En conséquence, M. [W] [J] sera débouté de sa demande tendant à lui accorder les plus larges délais de paiement.
M. [W] [J] étant débouté de sa demande de délai de paiement, ses demandes tendant à être déchargé de tout intérêt de retard, ou pour le moins, de réduire le taux d’intérêt contractuel au taux légal, et à juger et retenir que tout paiement s’imputera d’abord sur le capital sont sans objet.
6/ Sur les mesures accessoires
Eu égard aux solutions retenues, il convient de confirmer le jugement de première instance en ce qu’il a condamné M. [W] [J] aux dépens.
M. [W] [J], qui succombe pour partie en ses demandes, sera condamné aux entiers dépens d’appel.
En équité, il n’y a pas lieu d’allouer une somme au titre de l’article 700 du code de procédure civile. Les parties seront ainsi déboutées de leur demande de ce chef.
PAR CES MOTIFS :
La Cour statuant publiquement, contradictoirement, par mise à disposition de l’arrêt au greffe de la Cour, les parties en ayant été préalablement avisées dans les conditions prévues au deuxième alinéa de l’article 450 du Code de procédure civile, après en avoir délibéré conformément à la loi,
Infirme le jugement rendu le 5 février 2025 par le tribunal de commerce de Romans sur Isère en ce qu’il a:
— condamné M. [W] [J] à payer à la société Lyonnaise de Banque la somme de 12.837 euros, outre les intérêts au taux légal à compter de la mise en demeure du 4 juillet 2023,
— débouté M. [W] [J] de sa demande en nullité du cautionnement souscrit le 17 octobre 2018,
— débouté M. [W] [J] de sa demande en déchéance des intérêts contractuels et pénalités.
Le confirme en ses autres dispositions soumises à la cour.
Statuant à nouveau et ajoutant,
Déclare nul le cautionnement souscrit par M. [W] [J] le 17 octobre 2018.
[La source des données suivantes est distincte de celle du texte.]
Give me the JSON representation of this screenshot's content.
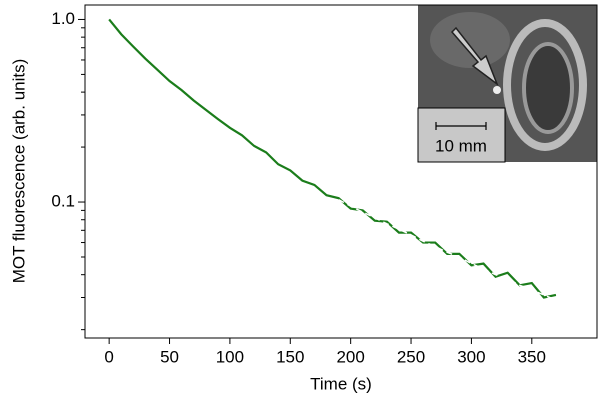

Prononce la déchéance des intérêts contractuels et pénalités concernant les deux engagements de caution souscrits par M. [W] [J] le 19 décembre 2019 en garantie du prêt de 50 000 euros et en garantie de tous engagements.
Déboute M. [W] [J] de sa demande tendant à enjoindre à la société Lyonnaise de Banque d’avoir à communiquer un décompte expurgé des intérêts et frais.
Condamne M. [W] [J], en qualité de caution, à payer à la société Lyonnaise de Banque la somme de 12 090,10 euros, outre intérêts au taux légal à compter de la mise en demeure, soit le 4 juillet 2023.
Déboute M. [W] [J] de sa demande tendant à lui accorder les plus larges délais de paiement.
Condamne M. [W] [J] aux entiers dépens d’appel.
Déboute les parties de leur demande au titre de l’article 700 du code de procédure civile.
Signé par Mme Marie-Pierre FIGUET, Présidente et par Mme Alice MARION, Greffière à laquelle la minute de la décision a été remise par le magistrat signataire.